Votre description des symptômes plus intenses les soirs de week-end, moments de calme et de moindre distraction, renforce l'hypothèse d'une origine psychosomatique. Ces sensations physiques pourraient être le langage de votre corps pour signaler une anxiété, un deuil de la parentalité active ou une inquiétude latente, que votre mental, habituellement calme et réfléchi, n'a pas encore pleinement formulé. Le fait de retenir votre respiration sans vous en rendre compte est une métaphore corporelle puissante, évoquant peut-être une suspension, une attente, ou une difficulté à laisser le flux de la vie nouvelle s'installer.

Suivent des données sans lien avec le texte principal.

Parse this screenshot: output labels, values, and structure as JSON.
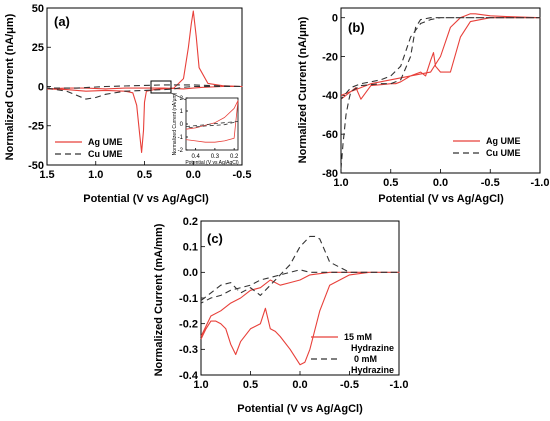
{
  "chart_data": [
    {
      "panel_label": "(a)",
      "type": "line",
      "xlabel": "Potential (V vs Ag/AgCl)",
      "ylabel": "Normalized Current (nA/μm)",
      "xlim": [
        1.5,
        -0.5
      ],
      "ylim": [
        -50,
        50
      ],
      "xticks": [
        "1.5",
        "1.0",
        "0.5",
        "0.0",
        "-0.5"
      ],
      "yticks": [
        "-50",
        "-25",
        "0",
        "25",
        "50"
      ],
      "legend": "bottom-left",
      "series": [
        {
          "name": "Ag UME",
          "color": "#e8403a",
          "dash": "solid",
          "x": [
            1.5,
            1.3,
            1.1,
            0.9,
            0.7,
            0.62,
            0.58,
            0.55,
            0.53,
            0.51,
            0.5,
            0.48,
            0.4,
            0.2,
            0.1,
            0.05,
            0.02,
            0.0,
            -0.03,
            -0.06,
            -0.15,
            -0.3,
            -0.5,
            -0.3,
            -0.1,
            0.0,
            0.1,
            0.3,
            0.5,
            0.7,
            0.9,
            1.1,
            1.3,
            1.5
          ],
          "y": [
            -1.5,
            -2,
            -3,
            -2.5,
            -3,
            -4,
            -12,
            -30,
            -42,
            -28,
            -10,
            -3,
            -2,
            -1,
            5,
            25,
            40,
            48,
            32,
            12,
            2,
            0.5,
            0,
            0,
            -0.5,
            -1,
            -1.5,
            -1,
            -1,
            -1,
            -1.5,
            -1,
            -1,
            -1.5
          ]
        },
        {
          "name": "Cu UME",
          "color": "#333333",
          "dash": "6,4",
          "x": [
            1.5,
            1.3,
            1.1,
            1.0,
            0.9,
            0.7,
            0.5,
            0.3,
            0.2,
            0.1,
            0.0,
            -0.2,
            -0.5,
            -0.2,
            0.0,
            0.3,
            0.6,
            0.9,
            1.2,
            1.5
          ],
          "y": [
            -1,
            -3,
            -8,
            -7,
            -5,
            -3,
            -2.5,
            -2,
            -1.5,
            -0.5,
            0,
            0,
            0,
            0.5,
            1,
            1,
            0.5,
            0,
            -1,
            -1
          ]
        }
      ]
    },
    {
      "panel_label": "(b)",
      "type": "line",
      "xlabel": "Potential (V vs Ag/AgCl)",
      "ylabel": "Normalized Current (nA/μm)",
      "xlim": [
        1.0,
        -1.0
      ],
      "ylim": [
        -80,
        5
      ],
      "xticks": [
        "1.0",
        "0.5",
        "0.0",
        "-0.5",
        "-1.0"
      ],
      "yticks": [
        "0",
        "-20",
        "-40",
        "-60",
        "-80"
      ],
      "legend": "bottom-right",
      "series": [
        {
          "name": "Ag UME",
          "color": "#e8403a",
          "dash": "solid",
          "x": [
            1.0,
            0.9,
            0.85,
            0.8,
            0.7,
            0.5,
            0.45,
            0.4,
            0.3,
            0.2,
            0.15,
            0.1,
            0.07,
            0.05,
            0.0,
            -0.1,
            -0.2,
            -0.3,
            -0.5,
            -0.7,
            -1.0,
            -0.7,
            -0.5,
            -0.35,
            -0.3,
            -0.25,
            -0.2,
            -0.1,
            0.0,
            0.1,
            0.3,
            0.5,
            0.7,
            0.9,
            1.0
          ],
          "y": [
            -40,
            -38,
            -36,
            -42,
            -35,
            -34,
            -34,
            -33,
            -30,
            -28,
            -30,
            -22,
            -18,
            -25,
            -28,
            -28,
            -10,
            -2,
            0,
            0,
            0,
            0.5,
            1,
            2,
            2,
            1,
            0,
            -5,
            -20,
            -28,
            -30,
            -32,
            -34,
            -38,
            -42
          ]
        },
        {
          "name": "Cu UME",
          "color": "#333333",
          "dash": "6,4",
          "x": [
            1.0,
            0.98,
            0.95,
            0.92,
            0.9,
            0.8,
            0.6,
            0.5,
            0.4,
            0.3,
            0.25,
            0.2,
            0.1,
            0.0,
            -0.2,
            -0.5,
            -0.8,
            -1.0,
            -0.8,
            -0.5,
            -0.2,
            0.0,
            0.1,
            0.2,
            0.3,
            0.4,
            0.5,
            0.6,
            0.7,
            0.8,
            0.9,
            1.0
          ],
          "y": [
            -78,
            -65,
            -50,
            -42,
            -38,
            -35,
            -34,
            -34,
            -32,
            -20,
            -5,
            -1,
            0,
            0,
            0,
            0,
            0,
            0,
            0,
            0,
            0,
            0,
            -1,
            -3,
            -10,
            -25,
            -30,
            -32,
            -33,
            -34,
            -36,
            -42
          ]
        }
      ]
    },
    {
      "panel_label": "(c)",
      "type": "line",
      "xlabel": "Potential (V vs Ag/AgCl)",
      "ylabel": "Normalized Current (mA/mm)",
      "xlim": [
        1.0,
        -1.0
      ],
      "ylim": [
        -0.4,
        0.2
      ],
      "xticks": [
        "1.0",
        "0.5",
        "0.0",
        "-0.5",
        "-1.0"
      ],
      "yticks": [
        "0.2",
        "0.1",
        "0.0",
        "-0.1",
        "-0.2",
        "-0.3",
        "-0.4"
      ],
      "legend": "bottom-right",
      "series": [
        {
          "name": "15 mM Hydrazine",
          "color": "#e8403a",
          "dash": "solid",
          "x": [
            1.0,
            0.95,
            0.9,
            0.85,
            0.8,
            0.75,
            0.7,
            0.65,
            0.6,
            0.5,
            0.4,
            0.35,
            0.3,
            0.25,
            0.2,
            0.1,
            0.0,
            -0.05,
            -0.1,
            -0.2,
            -0.3,
            -0.5,
            -0.7,
            -1.0,
            -0.7,
            -0.5,
            -0.3,
            -0.1,
            0.0,
            0.1,
            0.2,
            0.3,
            0.4,
            0.5,
            0.6,
            0.7,
            0.8,
            0.9,
            1.0
          ],
          "y": [
            -0.26,
            -0.22,
            -0.19,
            -0.19,
            -0.2,
            -0.22,
            -0.28,
            -0.32,
            -0.27,
            -0.22,
            -0.2,
            -0.14,
            -0.22,
            -0.23,
            -0.25,
            -0.3,
            -0.36,
            -0.35,
            -0.3,
            -0.15,
            -0.05,
            -0.01,
            0.0,
            0.0,
            0.0,
            0.0,
            0.0,
            -0.01,
            -0.03,
            -0.04,
            -0.05,
            -0.03,
            -0.06,
            -0.07,
            -0.1,
            -0.12,
            -0.15,
            -0.17,
            -0.25
          ]
        },
        {
          "name": "0 mM Hydrazine",
          "color": "#333333",
          "dash": "6,4",
          "x": [
            1.0,
            0.9,
            0.8,
            0.7,
            0.6,
            0.5,
            0.4,
            0.3,
            0.2,
            0.1,
            0.0,
            -0.1,
            -0.15,
            -0.2,
            -0.3,
            -0.5,
            -1.0,
            -0.5,
            -0.3,
            -0.2,
            -0.1,
            0.0,
            0.1,
            0.2,
            0.3,
            0.4,
            0.5,
            0.6,
            0.7,
            0.8,
            0.9,
            1.0
          ],
          "y": [
            -0.11,
            -0.08,
            -0.05,
            -0.04,
            -0.08,
            -0.06,
            -0.09,
            -0.05,
            -0.01,
            0.03,
            0.1,
            0.14,
            0.14,
            0.13,
            0.04,
            0.0,
            0.0,
            0.0,
            0.0,
            0.0,
            0.0,
            0.01,
            0.0,
            -0.01,
            -0.02,
            -0.03,
            -0.05,
            -0.06,
            -0.07,
            -0.09,
            -0.1,
            -0.12
          ]
        }
      ]
    }
  ],
  "inset": {
    "xlabel": "Potential (V vs Ag/AgCl)",
    "ylabel": "Normalized Current (nA/μm)",
    "xlim": [
      0.45,
      0.18
    ],
    "ylim": [
      -2,
      2
    ],
    "xticks": [
      "0.4",
      "0.3",
      "0.2"
    ],
    "yticks": [
      "2",
      "1",
      "0",
      "-1",
      "-2"
    ],
    "series": [
      {
        "color": "#e8403a",
        "dash": "solid",
        "x": [
          0.45,
          0.4,
          0.35,
          0.3,
          0.25,
          0.2,
          0.18,
          0.2,
          0.25,
          0.3,
          0.35,
          0.4,
          0.45
        ],
        "y": [
          -0.4,
          -0.3,
          -0.1,
          0.1,
          0.5,
          1.2,
          1.8,
          -1.1,
          -1.3,
          -1.4,
          -1.4,
          -1.3,
          -1.2
        ]
      },
      {
        "color": "#333333",
        "dash": "4,3",
        "x": [
          0.45,
          0.35,
          0.25,
          0.18,
          0.25,
          0.35,
          0.45
        ],
        "y": [
          -0.2,
          -0.05,
          0.1,
          0.2,
          -0.05,
          -0.15,
          -0.3
        ]
      }
    ]
  }
}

Pour décoder ce langage corporel plutôt que de le craindre, je vous suggère plusieurs pistes. Tout d'abord, essayez de tenir un journal simple notant les moments d'apparition des symptômes, non seulement l'heure, mais aussi les pensées ou les absences de pensée qui les précèdent. Ensuite, pratiquez une écoute bienveillante de votre corps lors de ces épisodes : au lieu de résister aux palpitations, observez-les avec curiosité, comme vous le feriez avec un client décrivant une sensation. La méditation de pleine conscience ou des exercices de cohérence cardiaque pourraient vous aider à créer un pont de compréhension entre vos ressentis physiques et votre état émotionnel. Enfin, réfléchissez à la manière dont vous pourriez ritualiser ou redéfinir ce nouveau chapitre avec votre femme, en investissant ce temps et cet espace libérés par des projets qui vous animent tous les deux. Il peut être bénéfique de discuter ouvertement de cette transition avec elle, partageant non seulement les faits mais aussi les sentiments subtils qui l'accompagnent. Si ces symptômes persistent ou génèrent une angoisse importante, envisagez de consulter un confrère psychologue pour un accompagnement spécifique. Votre expertise est un atout, mais elle ne vous immunise pas contre les défis humains, et demander un regard extérieur est une force.